閱讀希望-《傘緣未圓》序

文:許寶強

傘緣未圓

立秋過後,轉眼又到九月。去年的九月下旬,以及之後的七十多天,步入金鐘、旺角、銅鑼灣,看見的盡是陌生。數以萬計互不相識的男女老少,佔據馬路、同吃共住、分享資源、交流意見、讀書唱歌、種植果菜、衝擊防線、守護鐵馬、抗拒警黑、相互指責。這有點超現實的圖景,如果没有令不少參與其中的傘下一代脫胎換骨,至少也能讓他們大開眼界。

成千上萬民眾兩個多月顛覆日常的佔領區生活,自然會留下很多值得書寫的故事。蔡寶瓊、蔚然、胡露茜三位朋友編的《傘緣未圓》,訪問了21位傘運參與/觀察者,就香港史上這段百年一遇、千載難逢的奇特經歷做點紀錄,為下一代保存一份歷史記憶,自是件十分有意義的工作。

讀著《傘緣未圓》的小故事,一年前進出佔領區的零散片斷又再泛現眼前。然而,記憶是有選擇性的。我所記得的,或願意記得的,都是些帶點令人鼓舞的人和事,而對於一些不那麽美好的東西,例如爭權奪位、勾心鬥角,儘管也無法忽視,卻總覺得老是記著,終會毒害自身和他人的身體和靈魂。於是,在回顧傘運或閱讀民眾的小故事時,我還是較在意於尋找當中浮現的希望,於正在沉淪的香港社會注入點新鮮空氣,嘗試開拓「另一個世界是可能的」想像。

跟循這閱讀的方向,很容易就在《傘緣未圓》中找到令我印象深刻的記述,包括Martin的感觸:「什麼彼此互為鄰舍、對公義的執著、堅決對抗暴力,教會全部都教過,但都只是空談;一場雨傘運動,所有這些價值都活現出來…」;或是中學生阿峰、洛斌、阿寶的覺醒:「…政府說『管治』人民的話,那表示人民…… 只不過是豬狗牛羊雞鴨鵝那樣被你管治,我們是儍的?…應該是人民揀選了政府……政府就相當於一個服務人民的機構才對。
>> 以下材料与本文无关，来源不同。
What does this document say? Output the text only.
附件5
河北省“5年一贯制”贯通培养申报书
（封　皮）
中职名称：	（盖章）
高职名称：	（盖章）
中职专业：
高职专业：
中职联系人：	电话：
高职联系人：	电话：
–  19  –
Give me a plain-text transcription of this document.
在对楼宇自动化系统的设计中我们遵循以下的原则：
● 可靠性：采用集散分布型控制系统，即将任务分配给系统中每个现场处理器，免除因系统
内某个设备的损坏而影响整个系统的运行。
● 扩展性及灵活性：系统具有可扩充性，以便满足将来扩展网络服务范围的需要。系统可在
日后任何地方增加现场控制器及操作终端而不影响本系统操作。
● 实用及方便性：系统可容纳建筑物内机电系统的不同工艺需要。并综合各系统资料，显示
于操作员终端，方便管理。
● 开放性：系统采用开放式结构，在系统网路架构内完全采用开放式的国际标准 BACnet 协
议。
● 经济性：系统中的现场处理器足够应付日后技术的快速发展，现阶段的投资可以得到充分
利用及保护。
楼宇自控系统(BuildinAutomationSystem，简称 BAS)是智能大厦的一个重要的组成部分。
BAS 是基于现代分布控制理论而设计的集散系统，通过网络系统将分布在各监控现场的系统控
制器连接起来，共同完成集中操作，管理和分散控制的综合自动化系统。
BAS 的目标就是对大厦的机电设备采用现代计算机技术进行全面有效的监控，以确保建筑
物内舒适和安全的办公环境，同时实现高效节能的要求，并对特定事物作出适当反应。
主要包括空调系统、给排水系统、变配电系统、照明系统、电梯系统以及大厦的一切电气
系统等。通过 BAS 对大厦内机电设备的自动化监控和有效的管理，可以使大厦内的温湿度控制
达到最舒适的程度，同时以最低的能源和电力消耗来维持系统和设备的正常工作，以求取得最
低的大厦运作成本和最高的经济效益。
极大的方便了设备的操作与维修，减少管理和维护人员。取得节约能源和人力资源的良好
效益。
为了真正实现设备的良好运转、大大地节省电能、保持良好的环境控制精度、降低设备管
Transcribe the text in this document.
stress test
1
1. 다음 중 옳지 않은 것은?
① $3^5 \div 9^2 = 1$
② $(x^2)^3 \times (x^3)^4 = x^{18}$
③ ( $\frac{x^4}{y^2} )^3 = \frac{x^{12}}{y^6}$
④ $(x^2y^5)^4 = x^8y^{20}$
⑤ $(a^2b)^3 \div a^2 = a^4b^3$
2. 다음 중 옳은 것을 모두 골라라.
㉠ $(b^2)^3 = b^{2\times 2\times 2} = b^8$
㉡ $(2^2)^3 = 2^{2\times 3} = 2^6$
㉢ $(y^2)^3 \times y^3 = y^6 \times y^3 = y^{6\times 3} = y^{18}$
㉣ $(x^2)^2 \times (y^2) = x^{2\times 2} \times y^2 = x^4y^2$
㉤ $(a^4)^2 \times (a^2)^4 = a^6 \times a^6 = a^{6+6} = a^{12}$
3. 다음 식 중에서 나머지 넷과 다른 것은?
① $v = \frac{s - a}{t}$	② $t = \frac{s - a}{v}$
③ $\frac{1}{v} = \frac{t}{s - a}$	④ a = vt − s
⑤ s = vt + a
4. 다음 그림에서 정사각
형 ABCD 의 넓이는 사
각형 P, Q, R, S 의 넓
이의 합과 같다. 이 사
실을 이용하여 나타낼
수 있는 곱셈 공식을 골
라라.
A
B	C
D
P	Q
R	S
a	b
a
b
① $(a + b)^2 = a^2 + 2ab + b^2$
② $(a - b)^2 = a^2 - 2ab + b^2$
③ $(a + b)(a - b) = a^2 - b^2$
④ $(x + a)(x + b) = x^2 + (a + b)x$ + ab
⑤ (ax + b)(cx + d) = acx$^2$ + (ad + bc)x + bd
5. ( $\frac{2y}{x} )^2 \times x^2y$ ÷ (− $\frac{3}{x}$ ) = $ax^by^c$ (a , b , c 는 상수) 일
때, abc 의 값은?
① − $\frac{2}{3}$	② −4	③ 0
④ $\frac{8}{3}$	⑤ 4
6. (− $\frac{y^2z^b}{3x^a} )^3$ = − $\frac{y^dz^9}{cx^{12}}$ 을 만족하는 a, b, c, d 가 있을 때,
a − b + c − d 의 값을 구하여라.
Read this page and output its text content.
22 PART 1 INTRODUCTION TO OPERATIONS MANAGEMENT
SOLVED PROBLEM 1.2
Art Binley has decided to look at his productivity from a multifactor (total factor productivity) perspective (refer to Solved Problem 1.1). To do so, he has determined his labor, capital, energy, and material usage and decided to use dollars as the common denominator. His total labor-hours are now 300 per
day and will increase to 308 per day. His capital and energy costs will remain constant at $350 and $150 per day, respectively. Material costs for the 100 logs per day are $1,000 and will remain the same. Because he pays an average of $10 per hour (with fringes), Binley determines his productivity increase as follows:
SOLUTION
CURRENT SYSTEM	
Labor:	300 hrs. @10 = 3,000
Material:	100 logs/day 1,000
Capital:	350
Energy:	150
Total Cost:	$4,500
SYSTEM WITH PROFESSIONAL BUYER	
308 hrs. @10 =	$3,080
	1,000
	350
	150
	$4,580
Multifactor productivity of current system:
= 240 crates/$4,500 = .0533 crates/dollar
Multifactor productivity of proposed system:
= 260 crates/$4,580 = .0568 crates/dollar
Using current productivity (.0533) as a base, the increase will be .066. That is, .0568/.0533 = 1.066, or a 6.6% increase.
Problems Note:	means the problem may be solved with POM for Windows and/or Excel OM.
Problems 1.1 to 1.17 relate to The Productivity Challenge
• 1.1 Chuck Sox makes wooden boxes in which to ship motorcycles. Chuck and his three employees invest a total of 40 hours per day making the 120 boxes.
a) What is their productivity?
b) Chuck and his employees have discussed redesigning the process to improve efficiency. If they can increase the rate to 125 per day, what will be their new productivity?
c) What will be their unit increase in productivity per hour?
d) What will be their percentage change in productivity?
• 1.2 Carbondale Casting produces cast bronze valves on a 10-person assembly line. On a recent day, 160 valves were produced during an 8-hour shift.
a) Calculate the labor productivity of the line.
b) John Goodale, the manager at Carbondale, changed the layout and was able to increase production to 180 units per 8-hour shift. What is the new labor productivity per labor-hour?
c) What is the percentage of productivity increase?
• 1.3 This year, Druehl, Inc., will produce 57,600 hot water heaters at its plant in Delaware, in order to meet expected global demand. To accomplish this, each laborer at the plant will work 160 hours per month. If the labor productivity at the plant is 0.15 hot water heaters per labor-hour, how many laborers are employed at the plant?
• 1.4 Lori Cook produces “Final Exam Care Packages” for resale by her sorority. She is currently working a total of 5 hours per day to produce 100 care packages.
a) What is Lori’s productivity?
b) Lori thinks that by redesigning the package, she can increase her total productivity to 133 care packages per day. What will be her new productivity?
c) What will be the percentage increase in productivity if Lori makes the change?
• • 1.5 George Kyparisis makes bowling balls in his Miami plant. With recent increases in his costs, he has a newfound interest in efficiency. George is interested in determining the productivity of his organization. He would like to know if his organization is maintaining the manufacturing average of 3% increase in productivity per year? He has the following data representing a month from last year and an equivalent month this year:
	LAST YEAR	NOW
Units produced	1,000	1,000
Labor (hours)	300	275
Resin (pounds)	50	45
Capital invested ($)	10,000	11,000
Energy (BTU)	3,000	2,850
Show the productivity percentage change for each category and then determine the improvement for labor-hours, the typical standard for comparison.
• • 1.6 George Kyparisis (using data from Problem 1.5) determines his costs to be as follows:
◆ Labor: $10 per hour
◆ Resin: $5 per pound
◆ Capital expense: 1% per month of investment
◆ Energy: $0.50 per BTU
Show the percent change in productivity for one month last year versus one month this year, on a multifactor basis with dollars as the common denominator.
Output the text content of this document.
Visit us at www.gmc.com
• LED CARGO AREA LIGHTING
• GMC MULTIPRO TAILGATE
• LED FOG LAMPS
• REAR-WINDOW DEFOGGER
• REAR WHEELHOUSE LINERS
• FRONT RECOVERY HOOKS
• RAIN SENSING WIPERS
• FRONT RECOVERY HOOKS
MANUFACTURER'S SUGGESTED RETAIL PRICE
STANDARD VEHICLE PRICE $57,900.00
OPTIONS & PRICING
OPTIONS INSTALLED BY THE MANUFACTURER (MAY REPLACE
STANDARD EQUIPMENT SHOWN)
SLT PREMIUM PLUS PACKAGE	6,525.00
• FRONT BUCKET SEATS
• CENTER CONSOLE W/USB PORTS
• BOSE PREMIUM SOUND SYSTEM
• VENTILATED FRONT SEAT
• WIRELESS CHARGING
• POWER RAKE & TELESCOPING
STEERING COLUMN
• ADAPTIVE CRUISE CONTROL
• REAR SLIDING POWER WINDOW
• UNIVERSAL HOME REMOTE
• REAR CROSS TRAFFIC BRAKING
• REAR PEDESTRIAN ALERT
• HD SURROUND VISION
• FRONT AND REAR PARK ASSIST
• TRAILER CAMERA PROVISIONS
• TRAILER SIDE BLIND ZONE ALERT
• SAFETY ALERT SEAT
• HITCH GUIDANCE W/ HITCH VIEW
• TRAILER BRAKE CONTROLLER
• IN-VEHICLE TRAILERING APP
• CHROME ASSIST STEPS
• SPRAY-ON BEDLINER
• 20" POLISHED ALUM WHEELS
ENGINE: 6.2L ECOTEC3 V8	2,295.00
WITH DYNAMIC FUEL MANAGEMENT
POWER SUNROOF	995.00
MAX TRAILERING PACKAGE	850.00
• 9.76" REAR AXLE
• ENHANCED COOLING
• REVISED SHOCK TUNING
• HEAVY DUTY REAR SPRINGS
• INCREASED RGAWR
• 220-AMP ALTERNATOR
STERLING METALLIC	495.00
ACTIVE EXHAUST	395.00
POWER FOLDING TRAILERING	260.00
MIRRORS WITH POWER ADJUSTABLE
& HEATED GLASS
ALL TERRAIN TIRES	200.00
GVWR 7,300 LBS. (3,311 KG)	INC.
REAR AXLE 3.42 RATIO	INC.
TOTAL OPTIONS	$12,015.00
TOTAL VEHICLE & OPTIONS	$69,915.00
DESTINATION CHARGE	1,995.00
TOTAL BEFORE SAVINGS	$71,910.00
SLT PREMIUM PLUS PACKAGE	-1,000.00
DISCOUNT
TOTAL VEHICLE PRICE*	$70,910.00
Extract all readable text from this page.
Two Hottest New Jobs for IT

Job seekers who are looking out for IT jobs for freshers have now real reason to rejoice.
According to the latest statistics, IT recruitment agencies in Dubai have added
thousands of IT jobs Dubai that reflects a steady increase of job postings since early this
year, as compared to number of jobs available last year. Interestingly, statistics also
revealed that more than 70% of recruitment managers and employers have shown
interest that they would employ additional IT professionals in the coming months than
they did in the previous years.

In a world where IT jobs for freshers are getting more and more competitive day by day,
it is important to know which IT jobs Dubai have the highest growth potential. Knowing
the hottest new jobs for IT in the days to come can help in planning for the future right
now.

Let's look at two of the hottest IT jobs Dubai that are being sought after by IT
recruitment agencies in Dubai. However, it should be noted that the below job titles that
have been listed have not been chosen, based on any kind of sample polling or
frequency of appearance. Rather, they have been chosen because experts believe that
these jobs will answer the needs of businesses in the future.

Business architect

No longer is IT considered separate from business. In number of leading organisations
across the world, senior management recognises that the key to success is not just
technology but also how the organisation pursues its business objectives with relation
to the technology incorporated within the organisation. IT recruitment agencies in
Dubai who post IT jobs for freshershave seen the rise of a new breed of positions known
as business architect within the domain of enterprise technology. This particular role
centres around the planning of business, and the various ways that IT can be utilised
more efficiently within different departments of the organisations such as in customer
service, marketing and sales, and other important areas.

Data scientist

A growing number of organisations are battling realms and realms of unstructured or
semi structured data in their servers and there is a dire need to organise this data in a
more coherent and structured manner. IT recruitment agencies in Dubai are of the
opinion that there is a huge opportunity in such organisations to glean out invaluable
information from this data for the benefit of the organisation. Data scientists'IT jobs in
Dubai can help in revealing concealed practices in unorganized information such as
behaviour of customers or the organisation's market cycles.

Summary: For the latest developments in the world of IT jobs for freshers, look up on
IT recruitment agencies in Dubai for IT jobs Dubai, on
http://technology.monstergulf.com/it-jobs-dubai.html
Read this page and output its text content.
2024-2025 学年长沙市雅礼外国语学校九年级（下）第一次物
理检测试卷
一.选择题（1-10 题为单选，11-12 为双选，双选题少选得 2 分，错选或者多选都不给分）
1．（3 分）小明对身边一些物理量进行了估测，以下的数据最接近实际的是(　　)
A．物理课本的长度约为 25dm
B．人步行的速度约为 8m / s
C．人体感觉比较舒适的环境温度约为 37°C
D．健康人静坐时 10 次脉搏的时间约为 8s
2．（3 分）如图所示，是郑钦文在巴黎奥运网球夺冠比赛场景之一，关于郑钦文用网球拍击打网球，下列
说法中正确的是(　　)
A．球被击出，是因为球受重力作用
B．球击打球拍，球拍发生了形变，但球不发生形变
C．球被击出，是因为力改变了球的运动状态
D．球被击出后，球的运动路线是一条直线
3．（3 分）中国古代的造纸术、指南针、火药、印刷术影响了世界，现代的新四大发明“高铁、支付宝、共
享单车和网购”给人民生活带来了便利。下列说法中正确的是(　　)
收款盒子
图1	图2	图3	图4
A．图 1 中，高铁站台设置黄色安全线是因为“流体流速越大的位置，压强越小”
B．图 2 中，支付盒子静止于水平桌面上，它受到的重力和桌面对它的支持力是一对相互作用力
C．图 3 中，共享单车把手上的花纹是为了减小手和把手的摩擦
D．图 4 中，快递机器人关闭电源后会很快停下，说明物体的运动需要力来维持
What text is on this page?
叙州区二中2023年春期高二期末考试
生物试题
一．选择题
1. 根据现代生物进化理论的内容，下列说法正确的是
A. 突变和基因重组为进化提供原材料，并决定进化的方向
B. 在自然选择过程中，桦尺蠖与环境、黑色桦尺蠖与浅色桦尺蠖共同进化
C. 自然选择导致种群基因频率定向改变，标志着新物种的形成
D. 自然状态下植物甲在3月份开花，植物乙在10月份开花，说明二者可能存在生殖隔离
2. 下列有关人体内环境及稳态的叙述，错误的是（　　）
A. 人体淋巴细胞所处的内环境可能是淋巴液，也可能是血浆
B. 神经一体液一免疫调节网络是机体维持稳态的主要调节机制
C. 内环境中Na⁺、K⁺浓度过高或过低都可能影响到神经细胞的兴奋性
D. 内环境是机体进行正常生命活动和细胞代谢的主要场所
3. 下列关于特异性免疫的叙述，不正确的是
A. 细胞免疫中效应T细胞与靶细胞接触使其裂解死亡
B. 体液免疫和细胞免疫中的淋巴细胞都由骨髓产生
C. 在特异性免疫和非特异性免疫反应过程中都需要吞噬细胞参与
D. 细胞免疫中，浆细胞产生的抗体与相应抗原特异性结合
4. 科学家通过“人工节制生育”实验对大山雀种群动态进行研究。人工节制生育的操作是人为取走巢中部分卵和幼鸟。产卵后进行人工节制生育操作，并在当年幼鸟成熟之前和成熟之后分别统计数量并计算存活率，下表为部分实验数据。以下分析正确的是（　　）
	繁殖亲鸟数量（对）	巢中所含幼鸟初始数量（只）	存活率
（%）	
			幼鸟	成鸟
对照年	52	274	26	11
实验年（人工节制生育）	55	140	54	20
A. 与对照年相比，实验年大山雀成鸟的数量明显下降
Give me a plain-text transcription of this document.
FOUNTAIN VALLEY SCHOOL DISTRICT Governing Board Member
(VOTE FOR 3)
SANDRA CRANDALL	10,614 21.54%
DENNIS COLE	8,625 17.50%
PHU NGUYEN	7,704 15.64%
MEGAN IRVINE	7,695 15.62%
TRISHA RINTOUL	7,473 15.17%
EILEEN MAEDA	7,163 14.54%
現在卻反過來是人民服務政府。…造成這種情況,很大程度是因為沒有民主而已…」;又或是金鐘自修室的Giselle命運自主的呐喊:「當然是不甘心啦!老天,我才十八歲,人生最……最瘋狂的時候,你突然說我要在體育館當接待生……老天!你十多歲,怎會想出來社會做這些呢?傻的嗎…」;自然,還有安Sir的「香港人重生了!」的欣喜慨歎。

除了主體的覺醒,從《傘緣未圓》還可讀到互助、體諒、關顧、學習。阿米爾、卡普、沙吉他和法蒂瑪主動把傘運資訊翻譯成尼泊爾文、印度文和中文;手語譯者離開在場聾友時的「內疚」;中學生體諒老師處境而放棄罷課計劃;懷赤子之心的動漫愛好者遙決定「有事會走」,為的也是不想連累當警察的弟弟;德仔的「心很痛」,因為看到不認識的人,所做的事卻與他有關;當崔奇在佔領區與不同背景的人聊天,不斷學到新的知識時,幾位南亞裔香港青年則「學懂了忍耐」和「統籌組織工作」。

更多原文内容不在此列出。